Family dining rituals can be so ingrained that they can get in the way of discovering new venues.
I am not immune to routine and this kind of tunnel vision. It has been my family’s longtime tradition to hit Chinatown’s dim sum restaurants every Saturday. And so it happened that for two years I passed by Spicy Pavilion in the Chinatown Cultural Plaza dozens of times, never once veering from our dim sum routine.
When I did peek in, it never seemed very busy, not compared to the bustle of any of the plaza’s multiple dim sum restaurants.
Spicy Pavilion is in a league of its own, an outlier serving up the cuisine of northern and central China in a town dominated by southern Cantonese fare. The word “spicy” is enough to spook many local Chinese accustomed to mild Guangdong-rooted Cantonese fare, for whom this represents foreign territory. China is a big country after all.
Even though I’m a big fan of spicy food, and though chili peppers do add vibrant red or green to the dishes at Spicy Pavilion, the spice of choice here is the Sichuan pepper, an acquired taste for anyone who did not grow up with it.
SPICY PAVILION
Chinatown Cultural Plaza, 100 N. Beretania St.
Food: ****
Service: ****
Ambience: ***
Value: ****
>> Call: 888-8306
>> Hours: 11 a.m to 3 p.m. and 5 to 9 p.m. Tuesdays through Sundays
>> Prices: $30 to $45 for two; BYOB
Ratings compare similar restaurants:
**** — excellent;
*** — very good;
** — average;
* — below average.
For one thing, it’s not related to peppercorns or chili peppers at all, but is a peppercorn-size seed from the citrus family, with a fruity, lemony quality, plus a numbing factor that can be difficult to appreciate. I don’t love the Sichuan pepper, but I do love the food here. Go figure.
Even when I start feeling uncomfortably full, I cannot stop eating this food.
One quick way for newbs to start is with the manageably sized wontons. If you can handle one, just keep going. Beef in hot chili oil ($16.99) requires more of a commitment because it’s swimming in oil and peppers.
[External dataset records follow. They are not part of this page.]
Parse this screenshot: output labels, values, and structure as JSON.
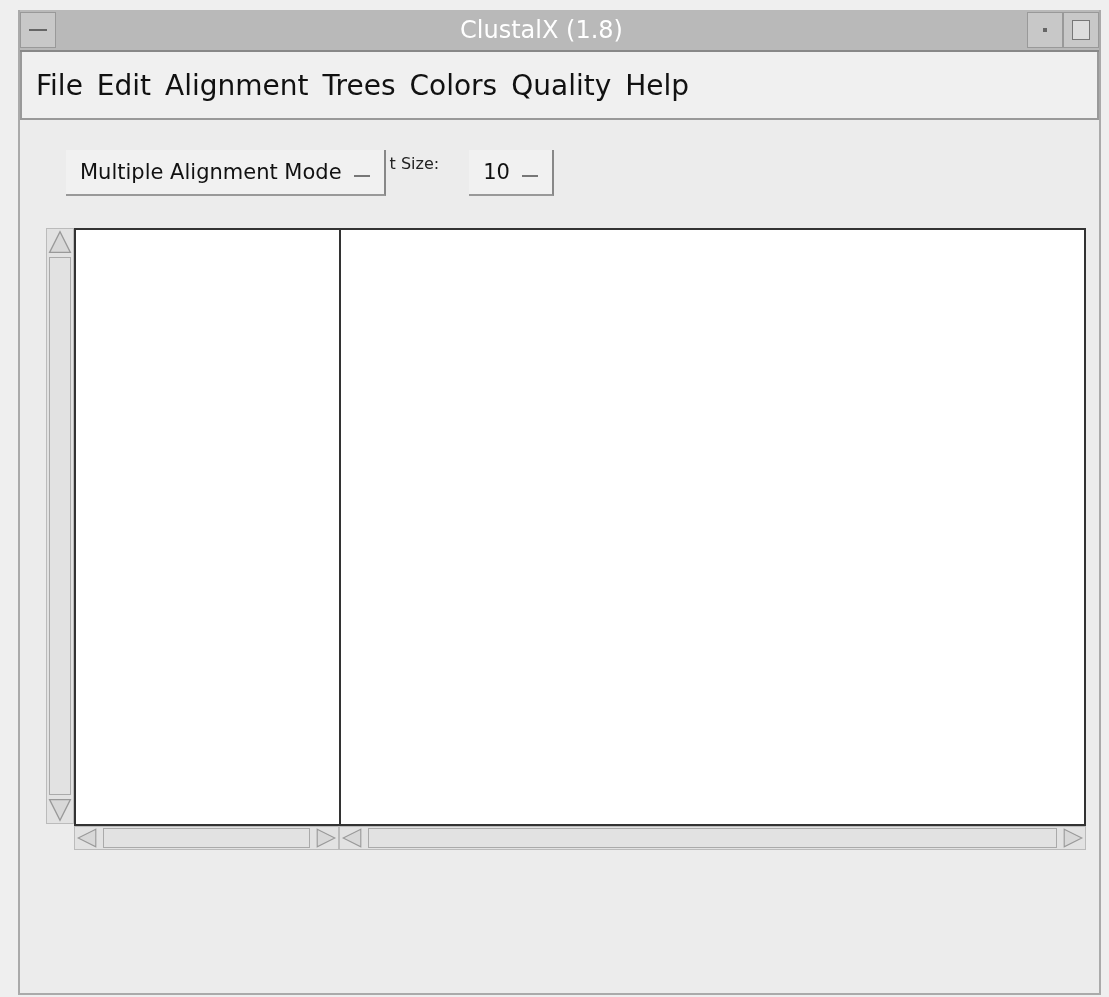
{
  "window": {
    "title": "ClustalX (1.8)"
  },
  "menu": [
    {
      "label": "File"
    },
    {
      "label": "Edit"
    },
    {
      "label": "Alignment"
    },
    {
      "label": "Trees"
    },
    {
      "label": "Colors"
    },
    {
      "label": "Quality"
    },
    {
      "label": "Help"
    }
  ],
  "toolbar": {
    "mode_dropdown": {
      "value": "Multiple Alignment Mode"
    },
    "font_size_label": "t Size:",
    "font_size_dropdown": {
      "value": "10"
    }
  }
}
CHEF GARY TU maintains a nice restraint and balance of flavors throughout his menu to be true to Sichuan dishes, while preventing the pepper from overwhelming palates. The pepper can be a lot more tongue- numbing than presented here. Due to labor shortages, Tu does all the cooking himself, difficult for him but good news for diners who find consistency in quality, flavor and presentation every time.
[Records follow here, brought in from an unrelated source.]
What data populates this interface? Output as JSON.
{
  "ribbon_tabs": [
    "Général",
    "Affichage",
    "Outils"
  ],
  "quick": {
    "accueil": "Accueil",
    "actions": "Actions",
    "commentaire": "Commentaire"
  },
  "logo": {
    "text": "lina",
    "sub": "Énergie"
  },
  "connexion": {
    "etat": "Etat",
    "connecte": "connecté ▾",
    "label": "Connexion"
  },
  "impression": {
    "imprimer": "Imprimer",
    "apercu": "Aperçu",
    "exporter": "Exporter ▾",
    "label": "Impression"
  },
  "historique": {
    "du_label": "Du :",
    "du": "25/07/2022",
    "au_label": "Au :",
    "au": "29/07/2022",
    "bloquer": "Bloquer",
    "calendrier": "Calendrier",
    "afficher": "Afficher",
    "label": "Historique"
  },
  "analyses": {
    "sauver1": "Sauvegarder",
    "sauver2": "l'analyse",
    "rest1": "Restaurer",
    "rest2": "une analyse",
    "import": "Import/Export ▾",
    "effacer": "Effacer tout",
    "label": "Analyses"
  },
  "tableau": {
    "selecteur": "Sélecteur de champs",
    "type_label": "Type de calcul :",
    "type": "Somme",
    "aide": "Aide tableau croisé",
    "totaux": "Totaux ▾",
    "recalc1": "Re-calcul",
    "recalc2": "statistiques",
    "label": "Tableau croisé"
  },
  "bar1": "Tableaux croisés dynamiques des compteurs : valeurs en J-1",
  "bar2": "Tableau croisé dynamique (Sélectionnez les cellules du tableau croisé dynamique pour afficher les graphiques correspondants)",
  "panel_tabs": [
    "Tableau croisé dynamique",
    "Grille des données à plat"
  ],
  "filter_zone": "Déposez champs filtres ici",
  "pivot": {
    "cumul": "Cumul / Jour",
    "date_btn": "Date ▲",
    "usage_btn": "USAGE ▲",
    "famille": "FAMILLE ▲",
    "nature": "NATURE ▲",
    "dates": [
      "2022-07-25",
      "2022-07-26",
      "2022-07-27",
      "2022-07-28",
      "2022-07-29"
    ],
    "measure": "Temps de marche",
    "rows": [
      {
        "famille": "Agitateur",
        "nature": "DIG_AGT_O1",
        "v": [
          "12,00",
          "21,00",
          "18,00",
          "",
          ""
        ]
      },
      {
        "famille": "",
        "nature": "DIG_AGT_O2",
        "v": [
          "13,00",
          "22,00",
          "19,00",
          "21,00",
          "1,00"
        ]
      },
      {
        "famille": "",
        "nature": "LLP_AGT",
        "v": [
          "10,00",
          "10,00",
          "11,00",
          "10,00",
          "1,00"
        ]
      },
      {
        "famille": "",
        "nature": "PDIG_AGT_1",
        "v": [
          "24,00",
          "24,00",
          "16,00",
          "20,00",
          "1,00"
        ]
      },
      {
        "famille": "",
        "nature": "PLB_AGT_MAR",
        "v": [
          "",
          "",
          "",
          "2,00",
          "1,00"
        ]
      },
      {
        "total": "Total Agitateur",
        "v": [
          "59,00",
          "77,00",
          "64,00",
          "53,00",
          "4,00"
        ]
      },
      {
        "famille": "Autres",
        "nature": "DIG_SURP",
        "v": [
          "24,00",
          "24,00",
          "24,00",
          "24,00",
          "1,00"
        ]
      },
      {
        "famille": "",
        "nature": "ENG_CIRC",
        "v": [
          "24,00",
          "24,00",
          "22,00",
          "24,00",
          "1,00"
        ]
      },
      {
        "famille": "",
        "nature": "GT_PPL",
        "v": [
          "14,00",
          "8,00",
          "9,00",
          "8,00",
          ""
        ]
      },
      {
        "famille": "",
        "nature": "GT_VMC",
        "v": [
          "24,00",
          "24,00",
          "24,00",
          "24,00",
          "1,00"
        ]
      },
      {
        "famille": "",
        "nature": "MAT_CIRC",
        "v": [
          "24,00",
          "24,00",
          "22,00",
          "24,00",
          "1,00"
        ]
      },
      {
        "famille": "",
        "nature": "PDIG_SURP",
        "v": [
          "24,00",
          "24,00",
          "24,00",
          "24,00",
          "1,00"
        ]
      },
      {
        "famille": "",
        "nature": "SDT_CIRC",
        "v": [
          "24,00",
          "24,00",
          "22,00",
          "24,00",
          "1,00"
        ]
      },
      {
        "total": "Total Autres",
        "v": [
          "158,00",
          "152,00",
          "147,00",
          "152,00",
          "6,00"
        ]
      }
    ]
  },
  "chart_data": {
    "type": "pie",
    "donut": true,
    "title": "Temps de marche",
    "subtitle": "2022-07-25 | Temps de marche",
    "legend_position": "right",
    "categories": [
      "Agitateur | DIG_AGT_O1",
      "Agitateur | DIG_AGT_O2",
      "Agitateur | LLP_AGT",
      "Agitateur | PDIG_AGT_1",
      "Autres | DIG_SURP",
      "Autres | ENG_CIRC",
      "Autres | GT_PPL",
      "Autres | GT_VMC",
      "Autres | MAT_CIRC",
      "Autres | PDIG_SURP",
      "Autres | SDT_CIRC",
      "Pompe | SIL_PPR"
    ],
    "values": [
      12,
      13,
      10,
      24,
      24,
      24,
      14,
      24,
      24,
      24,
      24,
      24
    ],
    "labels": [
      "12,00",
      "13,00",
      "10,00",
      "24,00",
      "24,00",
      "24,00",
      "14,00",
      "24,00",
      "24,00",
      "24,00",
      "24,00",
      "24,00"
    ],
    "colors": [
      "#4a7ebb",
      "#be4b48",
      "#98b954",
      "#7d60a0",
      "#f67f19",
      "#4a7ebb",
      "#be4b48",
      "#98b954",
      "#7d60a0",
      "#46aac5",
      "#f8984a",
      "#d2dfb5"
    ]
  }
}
Mouth-watering chicken ($15.99) strikes a nice balance between hot and cool factors. If you’re accustomed to cold ginger chicken, just imagine the same plain chicken served with a contrasting hot and spicy sauce. Yum.
Starches that can help offset heat include Jiangxi rice noodles ($12.99), fried long rice ($12.99), garlic fried rice ($12.99), or a big bowl of rice to feed a tableful of guests ($4.99).
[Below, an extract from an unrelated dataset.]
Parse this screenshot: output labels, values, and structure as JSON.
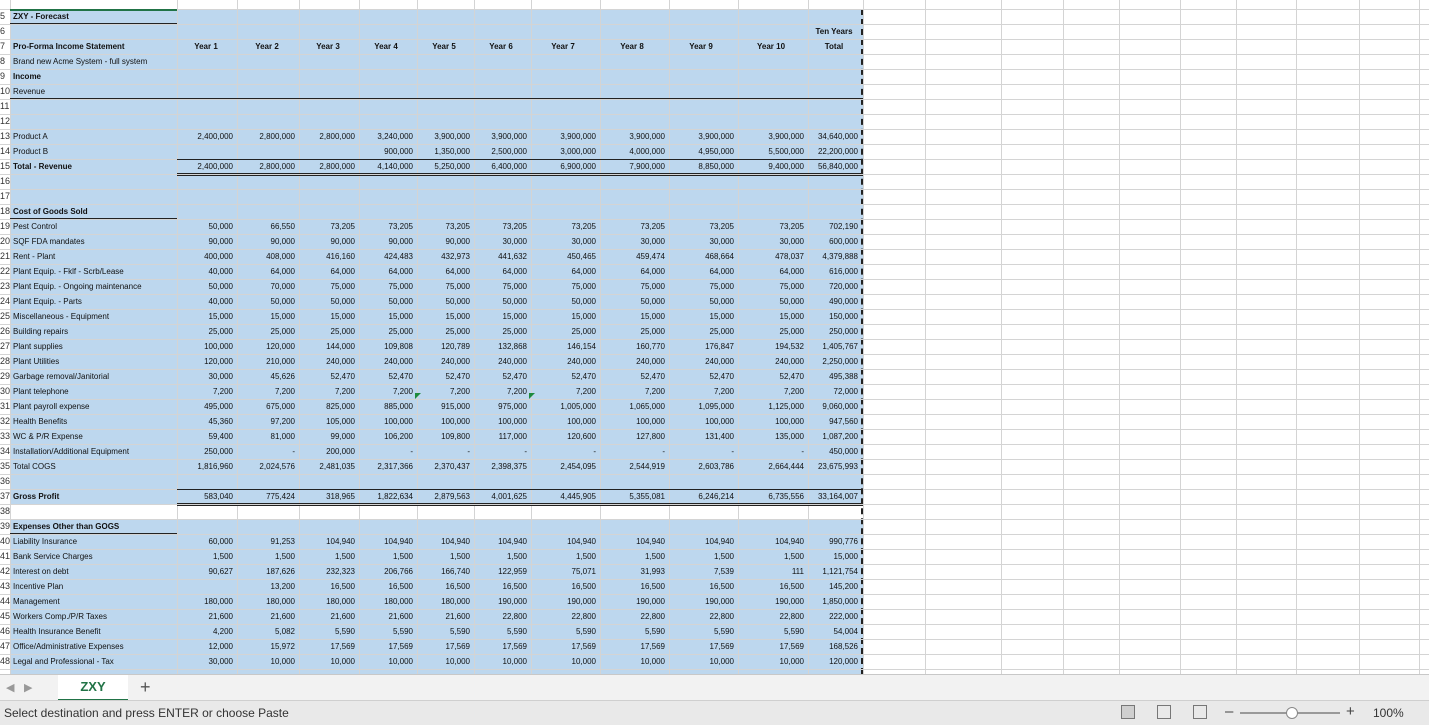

Greens such as stir-fried ong choy ($11.99), green beans ($12.99) or an order of Arden, or sword leaf, lettuce will also keep your tongue from burning up. I love how this particular lettuce keeps its crunchy texture even after being stir-fried with garlic.
One sign that every dish on the menu is universally delicious is that when checking out other tables, you’ll see few duplicate dishes. At most restaurants, you’ll see a handful of favorite dishes landing on every table. At Spicy Pavilion, everyone has a different favorite or two because there are so many dishes to love.
I have at least five and counting. First, there’s the crispy fried shrimp in chili peppers ($18.99) — a whole platterful of small, airy fried shrimp that you can devour head, tail and all, popping them into your mouth like candy. Then there’s the elegantly presented Hakka classic pot roast pork ($16.99) with the deep, herbaceous and earthy flavor of muy choy, or blackened preserved mustard greens. It’s quite different from local kau yuk that is sweet in flavor.
FOR A change of pace try Hunan-style stir-fried lamb perfumed with cumin, a spice that arrived in northern China via the storied Silk Road connecting the country to the Middle East and Eastern Europe.
I also enjoyed chicken two ways, through an order of juicy fried garlic chicken wings ($10.99) dusted with Sichuan pepper and cornstarch, and the house special of airy and crisp twice-cooked, boneless diced chicken ($14.99) tossed with dried red peppers and sliced jalapenos.
Stone-pot dishes round out the menu. You can work your way toward the ultimate delicacy of Sichuan mao xue wang, literally “bubbling blood” ($16.99), a soup of pork blood, tripe, squid, Spam, bean sprouts and cucumbers.